The legislation appears to place a harsher requirement on an academy, which is an independent school, albeit one that is funded by the state. Does the Minister believe that the requirement goes beyond that which applies to maintained schools, which are constrained from making a compulsory levy on parents but not from seeking a voluntary levy on parents?
The amendment refers to another inconsistency. We encountered in debates on earlier clauses the dramatic scale of the powers, freedoms and flexibilities that Ministers seek to take under the legislative authority. We briefly discussed the potential implications of that wide discretion. Clause 2(1)(a) gives the Secretary of State the power to confer on the applicant exemption from any requirement imposed by education legislation. The Minister was good enough to confirm that that extended to the ability to give exemptions from those sections of the Education Act 1996 that constrain matters for which charges may be levied legitimately. The 1996 Act sets that out in considerable detail: for example, whether a school trip takes place in school hours, partly outside, wholly outside, whether it is relevant to the curriculum and so on. It is concerned with the relevance to the curriculum of a particular music lesson, for example.
The Minister said that he had no intention of giving maintained schools the power to innovate, or introduce charges. Many maintained schools are seeking to levy a voluntary charge from parents. Under the powers to innovate, they may seek to suspend the prohibition that prevents them from making those charges compulsory. Clause 2(1)(a) might allow a maintained school to introduce charging for places at the school. It is the starkest possible illustration of the wide scope that Ministers are taking.
A completely different approach is taken in clause 62. The Minister said that it was absurd to amend clause 2 to prevent charges from being introduced in maintained schools. He said that his Government would not do it, and he invited me to say that the Opposition have no intention of introducing charges in maintained schools, which I happily did. He thought it was absurd to incorporate a prohibition of charging for maintained schools, but the Bill does precisely that for independent schools funded by the state. No charge is to be made for admission to, or attendance at, the school. The prohibition, which apparently does not need to be applied to maintained schools, is clear.
I have tabled the amendment to challenge the Minister to revisit his earlier reluctance to include a
Column Number: 418prohibition in clause 2. I have also tabled it to raise the question of voluntary and compulsory charges by maintained or independent state schools. I have previously tabled a written question seeking detail from Ministers about those schools that do want to levy a voluntary charge on parents, the sums of money that are sought and how much is raised by the schools. It is one of many important aspects of the daily experience of parents in the schooling of their children in maintained schools for which Ministers do not have an answer. They say that the information is not collected centrally, and the Government do not apparently even need to be aware of where levies are charged. It is something in which Ministers should take an interest, because it is of increasing concern for parents in many parts of the country.

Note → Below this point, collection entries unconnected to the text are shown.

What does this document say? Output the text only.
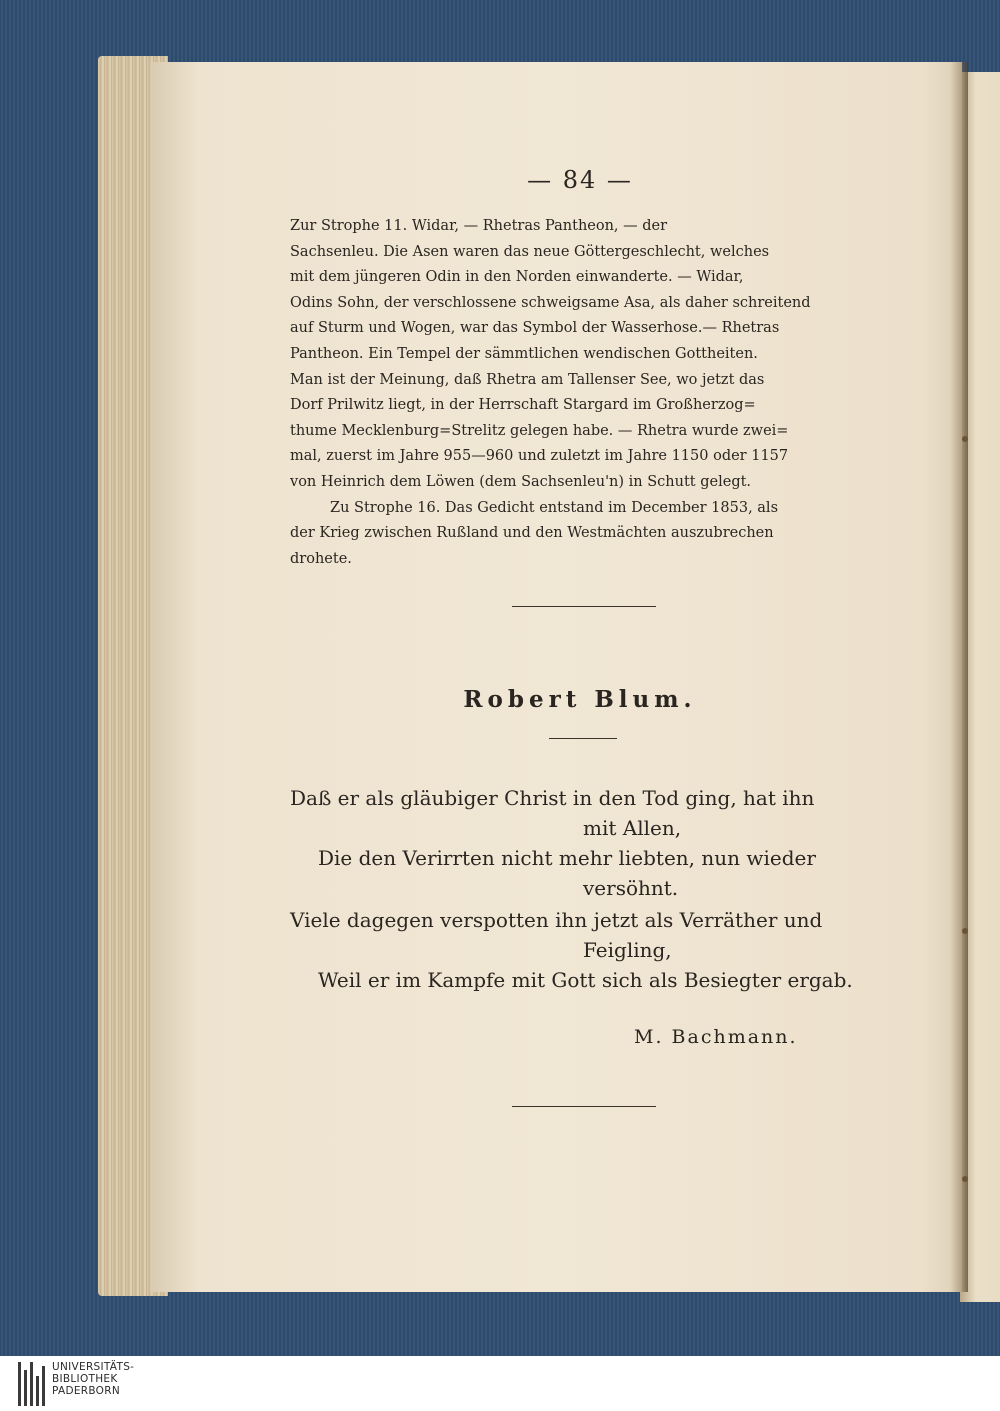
— 84 —
Zur Strophe 11. Widar, — Rhetras Pantheon, — der
Sachsenleu. Die Asen waren das neue Göttergeschlecht, welches
mit dem jüngeren Odin in den Norden einwanderte. — Widar,
Odins Sohn, der verschlossene schweigsame Asa, als daher schreitend
auf Sturm und Wogen, war das Symbol der Wasserhose.— Rhetras
Pantheon. Ein Tempel der sämmtlichen wendischen Gottheiten.
Man ist der Meinung, daß Rhetra am Tallenser See, wo jetzt das
Dorf Prilwitz liegt, in der Herrschaft Stargard im Großherzog=
thume Mecklenburg=Strelitz gelegen habe. — Rhetra wurde zwei=
mal, zuerst im Jahre 955—960 und zuletzt im Jahre 1150 oder 1157
von Heinrich dem Löwen (dem Sachsenleu'n) in Schutt gelegt.
Zu Strophe 16. Das Gedicht entstand im December 1853, als
der Krieg zwischen Rußland und den Westmächten auszubrechen
drohete.
Robert Blum.
Daß er als gläubiger Christ in den Tod ging, hat ihn
mit Allen,
Die den Verirrten nicht mehr liebten, nun wieder
versöhnt.
Viele dagegen verspotten ihn jetzt als Verräther und
Feigling,
Weil er im Kampfe mit Gott sich als Besiegter ergab.
M. Bachmann.
UNIVERSITÄTS-
BIBLIOTHEK
PADERBORN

When responding to amendment No. 466, I invite the Minister to address those concerns and explain the extent to which he expects new section 482(4)(a) to apply. He should flesh out the extent of exceptions that he has in mind, which might be specified in the agreement about education provided at the school. Does he expect that any exception should be in the relevant sections of the 1996 Act, which he is prepared to see potentially disapplied by clause 2? Is he merely acting in the short term and saying that this is how the exceptions will be defined, or does he have in mind a different definition of the exceptions to the charging regime? Is he considering a harsher regime than that implied by the clause—no charges under any circumstances—or an exception that would permit the levying of a voluntary or means-tested charge? Where does the Minister see this part of the Bill taking the academies, and why is there a contrast between their treatment and that of other maintained schools, particularly those with powers to innovate?